The unemployment rate in Minnesota has dropped to 5.8 percent, more Minnesotans are finding jobs; yet, more Minnesota children—and their parents—are slipping into poverty.
This is the bizarre state of Minnesota’s economic outlook. Each week, month and quarter produces fresh statistical studies on economic data that tend conflict with one another, often concealing trends that should be catching everyone’s attention.
The most recent case in point comes from the Children’s Defense Fund-Minnesota. It found shockingly higher numbers of Minnesota children living in poverty.
These findings were based on 2010 U.S. Census data so they don’t reflect Minnesota job growth during the past 18 months, said Kara Arzamendia, the fund’s research director. However, contrasting 2010 with 2000 data shows a decade of little progress. The federal government pegs the poverty line at $23,000 in annual income for a family of four. With incomes adjusted for inflation, the Kids Count report found nearly 200,000 Minnesota children living in poverty in 2010, up from 110,000 in the previous Census.
At the same time, nonprofit research groups such as the Jobs Now Coalition find the majority of newly created jobs in Minnesota are on the lower end of the pay scale and are unable to lift families out of poverty. Just as the number of employed Minnesotans goes up, so do the numbers of people living below the poverty line.
“We are seeing more people getting jobs, but most are part-time and lower paying,” explained Kevin Ristau, education director for Jobs Now. “There is no reason to believe we are having better luck escaping poverty.”
Backing up a few paces to look at trends, researchers for the Children’s Defense Fund and the Annie E. Casey Foundation cite what has happened to Minnesota’s median family income between the 2000 and 2010 Census reports. Falling inflation-adjusted median family income shows the middle class losing ground.
Source: Kids Count Data Book 2012
While the Casey foundation’s researchers find dangerous trends in Minnesota poverty, a separate study shows Minnesota officials haven’t just cut these kids and their families loose to fend for themselves.
In a measurement of state child welfare policies and programs, Casey researchers rank Minnesota second to New Hampshire in providing for children. Others in the top 10 states, in descending order, included Massachusetts, Vermont, New Jersey, Connecticut, Utah, Iowa, Nebraska and North Dakota. Neighboring Wisconsin ranked 12th and South Dakota was 21st.
The bottom 10 states, from 50th and up, included Mississippi, Louisiana, Alabama, Arkansas, New Mexico, South Carolina, West Virginia, Oklahoma, Georgia and Kentucky.
These recent reports support general observations of changing rural communities, said Neil Ritchie, president of the League of Rural Voters organization. He noted the Kids Count study found 45 percent of Minnesota children living in poverty were disproportionately placed in counties outside the seven-county Twin Cities metro area.
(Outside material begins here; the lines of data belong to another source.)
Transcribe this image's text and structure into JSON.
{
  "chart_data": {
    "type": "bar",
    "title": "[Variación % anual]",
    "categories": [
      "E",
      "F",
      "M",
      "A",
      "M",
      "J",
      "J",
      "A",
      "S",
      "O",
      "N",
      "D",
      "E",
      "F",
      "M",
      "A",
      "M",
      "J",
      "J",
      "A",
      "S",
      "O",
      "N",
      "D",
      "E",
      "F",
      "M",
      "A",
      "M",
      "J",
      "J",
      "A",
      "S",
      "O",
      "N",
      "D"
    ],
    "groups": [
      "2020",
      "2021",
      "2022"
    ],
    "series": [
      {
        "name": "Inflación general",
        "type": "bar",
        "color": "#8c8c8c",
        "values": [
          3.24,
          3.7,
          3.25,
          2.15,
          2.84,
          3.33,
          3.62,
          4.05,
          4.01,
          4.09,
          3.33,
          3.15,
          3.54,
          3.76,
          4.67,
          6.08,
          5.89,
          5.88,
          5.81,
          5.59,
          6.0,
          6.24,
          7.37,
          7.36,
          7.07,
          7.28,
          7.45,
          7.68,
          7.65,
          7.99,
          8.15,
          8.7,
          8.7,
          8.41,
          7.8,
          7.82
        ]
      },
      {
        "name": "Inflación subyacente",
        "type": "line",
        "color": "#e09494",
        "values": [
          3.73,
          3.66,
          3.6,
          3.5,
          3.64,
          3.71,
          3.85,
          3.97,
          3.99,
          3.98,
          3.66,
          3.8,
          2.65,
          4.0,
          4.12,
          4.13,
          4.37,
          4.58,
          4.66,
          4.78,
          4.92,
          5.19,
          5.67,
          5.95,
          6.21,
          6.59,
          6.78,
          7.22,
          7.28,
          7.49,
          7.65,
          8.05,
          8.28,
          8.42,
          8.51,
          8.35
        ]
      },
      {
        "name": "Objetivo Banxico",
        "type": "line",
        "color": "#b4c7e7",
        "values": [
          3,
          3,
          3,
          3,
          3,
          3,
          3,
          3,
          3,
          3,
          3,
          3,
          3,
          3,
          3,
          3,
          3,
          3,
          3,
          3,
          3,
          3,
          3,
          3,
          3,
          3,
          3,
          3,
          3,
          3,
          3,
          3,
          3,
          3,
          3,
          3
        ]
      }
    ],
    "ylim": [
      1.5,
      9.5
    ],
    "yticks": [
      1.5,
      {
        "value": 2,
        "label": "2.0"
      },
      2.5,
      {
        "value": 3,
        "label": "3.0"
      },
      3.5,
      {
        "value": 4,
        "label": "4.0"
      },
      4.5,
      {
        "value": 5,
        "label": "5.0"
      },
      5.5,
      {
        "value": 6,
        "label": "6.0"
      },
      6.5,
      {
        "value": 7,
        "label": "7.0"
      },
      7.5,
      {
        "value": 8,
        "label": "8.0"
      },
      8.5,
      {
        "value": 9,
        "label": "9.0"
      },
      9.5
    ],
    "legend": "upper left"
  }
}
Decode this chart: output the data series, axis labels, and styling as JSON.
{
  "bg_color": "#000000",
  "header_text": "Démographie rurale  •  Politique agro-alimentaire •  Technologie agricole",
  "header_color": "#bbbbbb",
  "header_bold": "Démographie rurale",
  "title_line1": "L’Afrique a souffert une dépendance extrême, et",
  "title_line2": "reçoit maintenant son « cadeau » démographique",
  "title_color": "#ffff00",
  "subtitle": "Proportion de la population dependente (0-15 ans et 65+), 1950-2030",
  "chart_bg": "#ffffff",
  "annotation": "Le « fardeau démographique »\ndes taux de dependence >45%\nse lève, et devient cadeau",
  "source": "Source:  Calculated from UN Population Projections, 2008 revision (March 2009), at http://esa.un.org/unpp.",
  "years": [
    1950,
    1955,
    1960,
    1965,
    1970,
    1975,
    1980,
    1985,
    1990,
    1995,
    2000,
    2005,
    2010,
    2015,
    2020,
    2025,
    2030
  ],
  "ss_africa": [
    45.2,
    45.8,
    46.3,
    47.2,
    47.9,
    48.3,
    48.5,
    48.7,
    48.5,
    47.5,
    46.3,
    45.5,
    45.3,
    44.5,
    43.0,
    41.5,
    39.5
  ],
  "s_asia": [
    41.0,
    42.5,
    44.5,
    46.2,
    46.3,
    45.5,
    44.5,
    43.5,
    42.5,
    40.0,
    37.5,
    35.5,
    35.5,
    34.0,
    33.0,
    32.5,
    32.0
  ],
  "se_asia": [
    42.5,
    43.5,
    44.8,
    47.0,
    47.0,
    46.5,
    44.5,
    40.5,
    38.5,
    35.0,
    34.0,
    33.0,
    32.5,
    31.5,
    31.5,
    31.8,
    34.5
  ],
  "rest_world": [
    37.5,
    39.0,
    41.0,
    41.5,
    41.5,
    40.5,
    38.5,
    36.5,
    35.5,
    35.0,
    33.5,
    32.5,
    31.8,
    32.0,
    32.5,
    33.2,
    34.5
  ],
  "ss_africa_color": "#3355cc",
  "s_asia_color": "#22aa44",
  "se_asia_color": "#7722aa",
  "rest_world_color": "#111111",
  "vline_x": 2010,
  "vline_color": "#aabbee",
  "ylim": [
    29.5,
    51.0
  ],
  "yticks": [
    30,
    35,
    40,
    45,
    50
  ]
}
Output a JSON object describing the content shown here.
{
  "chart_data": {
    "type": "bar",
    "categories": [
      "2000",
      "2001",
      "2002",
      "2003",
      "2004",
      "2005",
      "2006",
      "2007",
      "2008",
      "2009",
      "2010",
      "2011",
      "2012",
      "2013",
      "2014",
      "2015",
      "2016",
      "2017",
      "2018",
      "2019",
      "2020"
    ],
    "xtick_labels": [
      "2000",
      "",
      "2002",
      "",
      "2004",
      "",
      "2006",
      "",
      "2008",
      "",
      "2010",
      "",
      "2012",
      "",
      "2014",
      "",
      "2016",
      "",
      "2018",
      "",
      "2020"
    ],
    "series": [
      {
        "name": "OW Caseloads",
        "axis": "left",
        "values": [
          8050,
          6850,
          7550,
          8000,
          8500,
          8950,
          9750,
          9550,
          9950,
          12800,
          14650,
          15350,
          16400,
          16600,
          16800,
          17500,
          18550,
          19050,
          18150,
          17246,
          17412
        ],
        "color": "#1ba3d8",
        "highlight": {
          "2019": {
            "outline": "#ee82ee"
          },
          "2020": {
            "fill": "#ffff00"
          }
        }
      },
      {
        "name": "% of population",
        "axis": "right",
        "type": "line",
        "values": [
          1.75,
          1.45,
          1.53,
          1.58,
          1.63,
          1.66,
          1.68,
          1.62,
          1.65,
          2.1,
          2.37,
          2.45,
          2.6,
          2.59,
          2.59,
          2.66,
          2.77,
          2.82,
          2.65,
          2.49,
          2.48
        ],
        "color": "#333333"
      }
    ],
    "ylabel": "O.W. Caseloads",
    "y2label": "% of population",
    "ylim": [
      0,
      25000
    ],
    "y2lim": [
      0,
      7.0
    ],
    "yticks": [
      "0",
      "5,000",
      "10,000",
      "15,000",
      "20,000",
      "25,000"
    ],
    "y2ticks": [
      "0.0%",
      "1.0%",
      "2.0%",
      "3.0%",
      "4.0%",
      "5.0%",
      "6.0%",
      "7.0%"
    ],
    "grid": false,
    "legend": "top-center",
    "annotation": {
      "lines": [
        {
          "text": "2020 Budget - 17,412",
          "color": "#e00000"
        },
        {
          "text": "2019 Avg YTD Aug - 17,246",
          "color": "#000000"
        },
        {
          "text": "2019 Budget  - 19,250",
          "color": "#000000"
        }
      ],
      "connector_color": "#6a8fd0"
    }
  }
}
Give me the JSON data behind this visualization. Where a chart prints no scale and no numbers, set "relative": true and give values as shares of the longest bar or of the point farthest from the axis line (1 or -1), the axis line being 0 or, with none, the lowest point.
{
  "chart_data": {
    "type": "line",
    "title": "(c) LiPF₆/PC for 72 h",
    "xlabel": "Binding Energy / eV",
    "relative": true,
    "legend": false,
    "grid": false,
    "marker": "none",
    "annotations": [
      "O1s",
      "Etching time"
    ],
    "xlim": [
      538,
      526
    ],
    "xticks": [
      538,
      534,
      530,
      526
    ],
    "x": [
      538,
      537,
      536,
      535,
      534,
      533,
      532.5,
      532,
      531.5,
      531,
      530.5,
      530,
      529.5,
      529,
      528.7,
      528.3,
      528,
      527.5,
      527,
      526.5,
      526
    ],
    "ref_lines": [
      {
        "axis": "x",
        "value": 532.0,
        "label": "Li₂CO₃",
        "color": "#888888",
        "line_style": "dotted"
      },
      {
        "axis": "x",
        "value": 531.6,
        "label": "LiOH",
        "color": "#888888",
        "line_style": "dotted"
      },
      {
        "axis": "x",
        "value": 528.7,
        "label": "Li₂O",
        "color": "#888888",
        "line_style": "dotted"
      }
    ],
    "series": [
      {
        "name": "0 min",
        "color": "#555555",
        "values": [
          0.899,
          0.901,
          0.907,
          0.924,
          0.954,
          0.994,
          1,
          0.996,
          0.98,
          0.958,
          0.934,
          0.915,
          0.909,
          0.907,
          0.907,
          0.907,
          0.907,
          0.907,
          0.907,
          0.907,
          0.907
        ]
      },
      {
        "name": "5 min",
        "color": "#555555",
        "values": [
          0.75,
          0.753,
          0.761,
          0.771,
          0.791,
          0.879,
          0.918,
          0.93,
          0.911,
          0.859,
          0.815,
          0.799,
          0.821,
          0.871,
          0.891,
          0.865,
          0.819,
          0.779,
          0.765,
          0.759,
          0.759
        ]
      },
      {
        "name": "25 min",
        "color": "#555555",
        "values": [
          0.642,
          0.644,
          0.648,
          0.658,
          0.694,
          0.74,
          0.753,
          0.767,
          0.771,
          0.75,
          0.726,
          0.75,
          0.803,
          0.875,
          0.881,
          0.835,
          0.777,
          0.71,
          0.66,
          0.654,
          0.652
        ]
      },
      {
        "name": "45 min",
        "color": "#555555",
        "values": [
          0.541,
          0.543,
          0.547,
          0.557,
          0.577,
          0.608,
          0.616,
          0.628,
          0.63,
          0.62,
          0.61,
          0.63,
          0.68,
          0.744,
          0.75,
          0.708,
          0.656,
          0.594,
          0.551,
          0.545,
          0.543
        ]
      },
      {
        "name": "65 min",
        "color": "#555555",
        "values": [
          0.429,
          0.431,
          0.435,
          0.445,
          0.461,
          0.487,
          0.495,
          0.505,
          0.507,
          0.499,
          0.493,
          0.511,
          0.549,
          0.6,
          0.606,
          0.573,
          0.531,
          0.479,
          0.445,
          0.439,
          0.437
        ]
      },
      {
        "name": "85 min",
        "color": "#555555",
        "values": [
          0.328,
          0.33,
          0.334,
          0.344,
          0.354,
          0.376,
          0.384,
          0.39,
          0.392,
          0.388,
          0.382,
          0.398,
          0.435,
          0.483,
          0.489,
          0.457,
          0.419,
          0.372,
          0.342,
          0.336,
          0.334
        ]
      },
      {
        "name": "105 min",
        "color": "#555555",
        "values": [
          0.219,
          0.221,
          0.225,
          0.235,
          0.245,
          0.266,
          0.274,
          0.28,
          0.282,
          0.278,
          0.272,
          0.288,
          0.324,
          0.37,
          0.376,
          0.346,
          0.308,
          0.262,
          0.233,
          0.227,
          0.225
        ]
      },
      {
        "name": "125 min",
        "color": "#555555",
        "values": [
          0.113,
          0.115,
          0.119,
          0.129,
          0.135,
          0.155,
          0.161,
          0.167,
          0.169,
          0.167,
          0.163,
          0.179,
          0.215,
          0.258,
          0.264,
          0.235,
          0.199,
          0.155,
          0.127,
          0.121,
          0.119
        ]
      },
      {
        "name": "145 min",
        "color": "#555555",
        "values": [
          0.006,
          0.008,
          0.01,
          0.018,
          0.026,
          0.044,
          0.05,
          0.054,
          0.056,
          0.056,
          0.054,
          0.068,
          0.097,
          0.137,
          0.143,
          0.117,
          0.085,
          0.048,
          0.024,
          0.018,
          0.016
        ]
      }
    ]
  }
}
At the same time, Ritchie said there is insufficient research on the quality of jobs being created to see if they are sufficient to lift families out of poverty or perpetuating poverty. This includes those self-employed, loosely called “1099ers” based on the tax forms they use, who work piecemeal jobs in rural areas.
Declining family income and job opportunities are the underlying problems for increasing poverty, especially in rural communities. The Kids Count findings are consistent with another recent report, “Faces of Poverty,” from the Greater Twin Cities United Way.
The United Way’s Liz Peterson said 37.9 percent of Minnesota’s Native American population now lives in poverty, and 34.8 percent of the state’s African-American population is in poverty. From 2005 to 2009, she added, the median wealth of Hispanic household fell 66 percent, compared to 53 percent for African-American and 16 percent for white households.
New residents—immigrants and refugees—tend to be people from ethnic groups that register high in poverty statistics even though they came to Minnesota to work available jobs. In rural Minnesota, they join senior citizens in the low-income ranks.
In another report, “Social Security Works for Rural Minnesota,” a collaboration of Minnesota nonprofit organizations found that senior citizens comprise 10.7 percent of Minnesota’s most urban counties and 21.6 percent of our most rural counties.
Social Security income was credited with lifting 45.8 percent of rural seniors out of poverty, and 34.2 percent of non-rural senior citizens. Social Security income accounted for 7.7 percent of rural household income while only 4.4 percent for non-rural households.
What should be clear is that public policy leaders and civic groups must rationalize ways to strengthen the Minnesota economy through public policies that support economic development and livable wages and salaries. We are not working our way out of poverty.